When I read this verse, I immediately think of a parent/child relationship, but there isn’t really a parent/child scenario I could set up where the children could lose anything like what Adam and Eve lost with God.  So I think they need to be adults, but they were also innocent.  So maybe it needs to be someone who has been raised with lots of money, or lots of resources and was pretty sheltered…  If they both grow up that way, as only children, not knowing the concept of right and wrong for some reason.  They could get married at 16 or even earlier if I have it set back “then”…   Then I just make sure they lose everything they have… maybe they’re making a way in the wilderness (forest kind), and they have finally gotten everything built and ready to go and they don’t realize that one decision that they make (what could that be?) leads them to lose everything and be put out where they have to work hard for everything they get.  Wouldn't they already be working hard if they were living on the frontier?  So maybe that premise won’t work.  I’ll continue to think.
One of the commentaries I read said this about the Garden of Eden.  "Fruitfulness was its blessing for man's service, Gen. 1:11-29, and now barrenness was its curse for man's punishment."

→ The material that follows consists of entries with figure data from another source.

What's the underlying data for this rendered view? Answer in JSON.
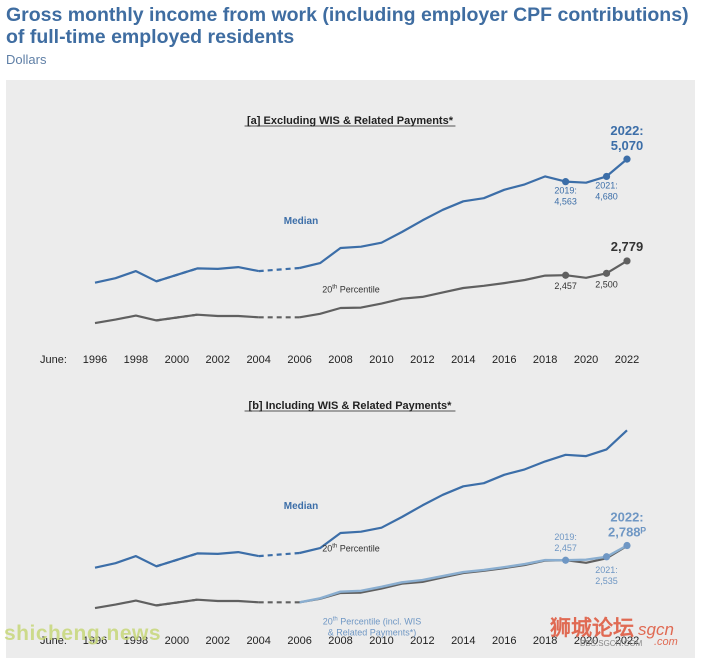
{
  "title": "Gross monthly income from work (including employer CPF contributions) of full-time employed residents",
  "units": "Dollars",
  "watermark": "shicheng.news",
  "forum_logo": {
    "brand": "狮城论坛",
    "domain": "sgcn",
    "com": ".com",
    "url": "BBS.SGCN.COM"
  },
  "colors": {
    "median": "#3c6ea8",
    "p20": "#606060",
    "p20_incl": "#8aaed0",
    "title": "#3f6da1",
    "panel": "#ececec"
  },
  "chart_data": [
    {
      "type": "line",
      "title": "[a] Excluding WIS & Related Payments*",
      "x_prefix": "June:",
      "x_ticks": [
        1996,
        1998,
        2000,
        2002,
        2004,
        2006,
        2008,
        2010,
        2012,
        2014,
        2016,
        2018,
        2020,
        2022
      ],
      "x_range": [
        1996,
        2022
      ],
      "y_range": [
        1000,
        5500
      ],
      "grid": false,
      "dashed_between": [
        2004,
        2006
      ],
      "series": [
        {
          "name": "Median",
          "color": "#3c6ea8",
          "x": [
            1996,
            1997,
            1998,
            1999,
            2001,
            2002,
            2003,
            2004,
            2006,
            2007,
            2008,
            2009,
            2010,
            2011,
            2012,
            2013,
            2014,
            2015,
            2016,
            2017,
            2018,
            2019,
            2020,
            2021,
            2022
          ],
          "y": [
            2290,
            2390,
            2550,
            2320,
            2610,
            2600,
            2640,
            2550,
            2620,
            2730,
            3070,
            3100,
            3190,
            3430,
            3690,
            3930,
            4120,
            4190,
            4380,
            4500,
            4680,
            4563,
            4540,
            4680,
            5070
          ]
        },
        {
          "name": "20th Percentile",
          "color": "#606060",
          "x": [
            1996,
            1997,
            1998,
            1999,
            2001,
            2002,
            2003,
            2004,
            2006,
            2007,
            2008,
            2009,
            2010,
            2011,
            2012,
            2013,
            2014,
            2015,
            2016,
            2017,
            2018,
            2019,
            2020,
            2021,
            2022
          ],
          "y": [
            1380,
            1460,
            1550,
            1440,
            1570,
            1540,
            1540,
            1510,
            1510,
            1590,
            1720,
            1730,
            1820,
            1930,
            1970,
            2070,
            2170,
            2220,
            2280,
            2350,
            2450,
            2457,
            2400,
            2500,
            2779
          ]
        }
      ],
      "point_labels": [
        {
          "x": 2019,
          "series": "Median",
          "lines": [
            "2019:",
            "4,563"
          ]
        },
        {
          "x": 2021,
          "series": "Median",
          "lines": [
            "2021:",
            "4,680"
          ]
        },
        {
          "x": 2022,
          "series": "Median",
          "lines": [
            "2022:",
            "5,070"
          ]
        },
        {
          "x": 2019,
          "series": "20th Percentile",
          "lines": [
            "2,457"
          ]
        },
        {
          "x": 2021,
          "series": "20th Percentile",
          "lines": [
            "2,500"
          ]
        },
        {
          "x": 2022,
          "series": "20th Percentile",
          "lines": [
            "2,779"
          ]
        }
      ]
    },
    {
      "type": "line",
      "title": "[b] Including WIS & Related Payments*",
      "x_prefix": "June:",
      "x_ticks": [
        1996,
        1998,
        2000,
        2002,
        2004,
        2006,
        2008,
        2010,
        2012,
        2014,
        2016,
        2018,
        2020,
        2022
      ],
      "x_range": [
        1996,
        2022
      ],
      "y_range": [
        1000,
        5500
      ],
      "grid": false,
      "dashed_between": [
        2004,
        2006
      ],
      "series": [
        {
          "name": "Median",
          "color": "#3c6ea8",
          "x": [
            1996,
            1997,
            1998,
            1999,
            2001,
            2002,
            2003,
            2004,
            2006,
            2007,
            2008,
            2009,
            2010,
            2011,
            2012,
            2013,
            2014,
            2015,
            2016,
            2017,
            2018,
            2019,
            2020,
            2021,
            2022
          ],
          "y": [
            2290,
            2390,
            2550,
            2320,
            2610,
            2600,
            2640,
            2550,
            2620,
            2730,
            3070,
            3100,
            3190,
            3430,
            3690,
            3930,
            4120,
            4190,
            4380,
            4500,
            4680,
            4830,
            4800,
            4950,
            5380
          ]
        },
        {
          "name": "20th Percentile",
          "color": "#606060",
          "x": [
            1996,
            1997,
            1998,
            1999,
            2001,
            2002,
            2003,
            2004,
            2006,
            2007,
            2008,
            2009,
            2010,
            2011,
            2012,
            2013,
            2014,
            2015,
            2016,
            2017,
            2018,
            2019,
            2020,
            2021,
            2022
          ],
          "y": [
            1380,
            1460,
            1550,
            1440,
            1570,
            1540,
            1540,
            1510,
            1510,
            1590,
            1720,
            1730,
            1820,
            1930,
            1970,
            2070,
            2170,
            2220,
            2280,
            2350,
            2450,
            2457,
            2400,
            2500,
            2779
          ]
        },
        {
          "name": "20th Percentile (incl. WIS & Related Payments*)",
          "color": "#8aaed0",
          "x": [
            2006,
            2007,
            2008,
            2009,
            2010,
            2011,
            2012,
            2013,
            2014,
            2015,
            2016,
            2017,
            2018,
            2019,
            2020,
            2021,
            2022
          ],
          "y": [
            1510,
            1600,
            1750,
            1770,
            1860,
            1960,
            2010,
            2100,
            2190,
            2240,
            2300,
            2370,
            2460,
            2457,
            2470,
            2535,
            2788
          ]
        }
      ],
      "point_labels": [
        {
          "x": 2019,
          "series": "20th Percentile (incl. WIS & Related Payments*)",
          "lines": [
            "2019:",
            "2,457"
          ]
        },
        {
          "x": 2021,
          "series": "20th Percentile (incl. WIS & Related Payments*)",
          "lines": [
            "2021:",
            "2,535"
          ]
        },
        {
          "x": 2022,
          "series": "20th Percentile (incl. WIS & Related Payments*)",
          "lines": [
            "2022:",
            "2,788ᴾ"
          ]
        }
      ]
    }
  ]
}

So how can I make something where someone goes from fruitfulness to barrenness?  It seems like it would have to be something where someone loses everything, but I’m struggling with how to give them abundance without making them spoiled or “worldly”… How do you even portray a character without “sin”?  Maybe it should be some kind of animals.  I’m not trying to write this strictly for adults anyway, and maybe an animal would be the perfect way to show something that is innocent and yet goes from fruitfulness to losing everything… but it has to be the fault of the character.  So maybe a character flaw of some kind that causes it to lose everything.  Will that make it a character that no one wants to read about?  Would that make it someone who people think was too harshly punished?  How do I portray a “godly” personification onto an “earthly” object or being?  The “god” character has to feel bad about the banishment, but it must be done because he also has to follow the rules.  All of our movies and books tell us that the rules can be bent if you love someone enough… and as long as no one else gets hurt.  So how do we establish a ruling Being who has to follow every rule, and knows what’s going to happen, and provides punishment and nourishment at the same time?  The actual earth was cursed… it used to produce fruit because it was a blessing… now it is cursed and only produces fruit when man has worked hard for it.  What can I use for that?  What can I have that at first produces for the joy of it, and then produces after that only as much as the people work for?  Some kind of farmland… but then wouldn't that farmland have to be personified?  Would that make it too silly?  Would that even make sense to people?  What if I just told the story as is in the bible from the point of view of the ground?  What if the soil could talk?  God said that he could hear the blood of Abel crying out from the soil… so maybe that would work…  let’s try!